Almir Bittencourt, professor do departamento de economia da Universidade Federal do Ceará (UFC), explica que o segundo setor no Nordeste é composto em grande parte pela indústria de transformação tradicional – com ênfase nos setores têxtil e de calçados e de alimentos e bebidas – e abastece principalmente o mercado local. A pressão de preços dos insumos, por causa de seca, e a demanda menos aquecida na região, portanto, afetam-no diretamente.

“A indústria sucroalcooleira representa 12% da indústria de Pernambuco, a cana ficou feia, seca, e a produção despencou”, afirma Julio Becher, economista da Federação das Indústrias do Estado de Pernambuco (Fiepe), Estado entre os nordestinos onde a queda da produção industrial foi mais intensa – no bimestre, está 2% menor que no ano passado. Por outro lado, a falta de demanda, que há tempos estava fora das preocupações do empresário pernambucano, voltou a aparecer nas sondagens feitas pela Fiepe e já é apontada entre as três principais ameaças aos negócios pelas empresas consultadas.

O professor do departamento de economia da Universidade Federal de Pernambuco (UFPE) Zionam Rolim lembra das grandes obras infraestruturais para explicar a queda do emprego na região. “A Transnordestina, as reformas para a Copa do Mundo e as refinarias que a Petrobras está erguendo por aqui terão de ficar prontas em algum momento e terão um impacto importante. O canteiro da refinaria Abreu e Lima, por exemplo, tem atualmente 40 mil trabalhadores. Quando ficar pronto, o complexo absorverá apenas mil funcionários”, diz.

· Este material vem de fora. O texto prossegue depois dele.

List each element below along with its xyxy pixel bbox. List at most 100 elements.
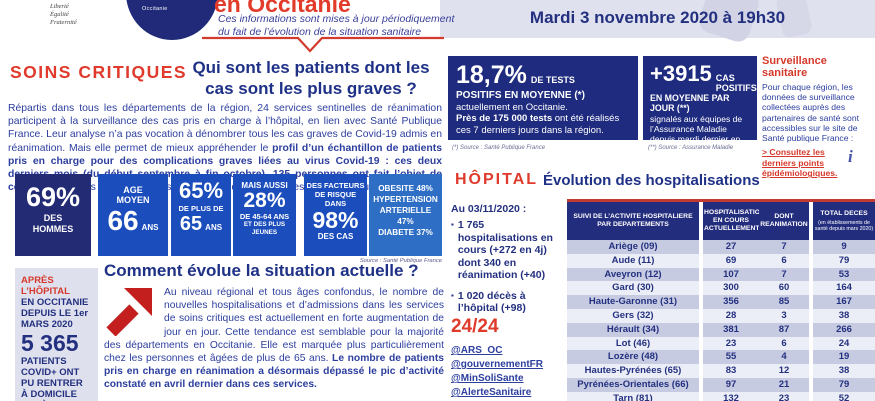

O consenso, no entanto, é que, apesar de alguns números ruins, as oscilações deste começo de ano não significam uma reversão na trajetória de crescimento tanto econômico quanto social iniciada pelo Nordeste. “A região vai continuar crescendo acima da média”, disse Bezerra, superintendente do BNB. É o que aponta, por exemplo, o IBC-Br, índice de atividade econômica do Banco Central divulgado mensalmente como um termômetro para o desempenho do Produto Interno Bruto. Apesar da queda de 0,71% no indicador para o Nordeste em janeiro e fevereiro – diante de uma retração de 0,52% no restante do país, a região acumula alta de 4,15% em relação ao mesmo período do ano passado, enquanto o Brasil cresceu 2,31%.

“Quando o Brasil não está bem, o Nordeste cresce mais, mas quando o país começa se recuperar a tendência é que esse diferencial se estreite. Isso significa que a indústria está se recuperando e ela é muito mais forte no Centro-Sul do que no Nordeste”, diz Lopes, da Datamétrica. “Isso não significa, no entanto, que o desempenho da região será medíocre. Estamos em um patamar interessante e cair um pouco não é um problema. O Nordeste não vai voltar para um nível mais baixo ou anterior ao que já atingiu.”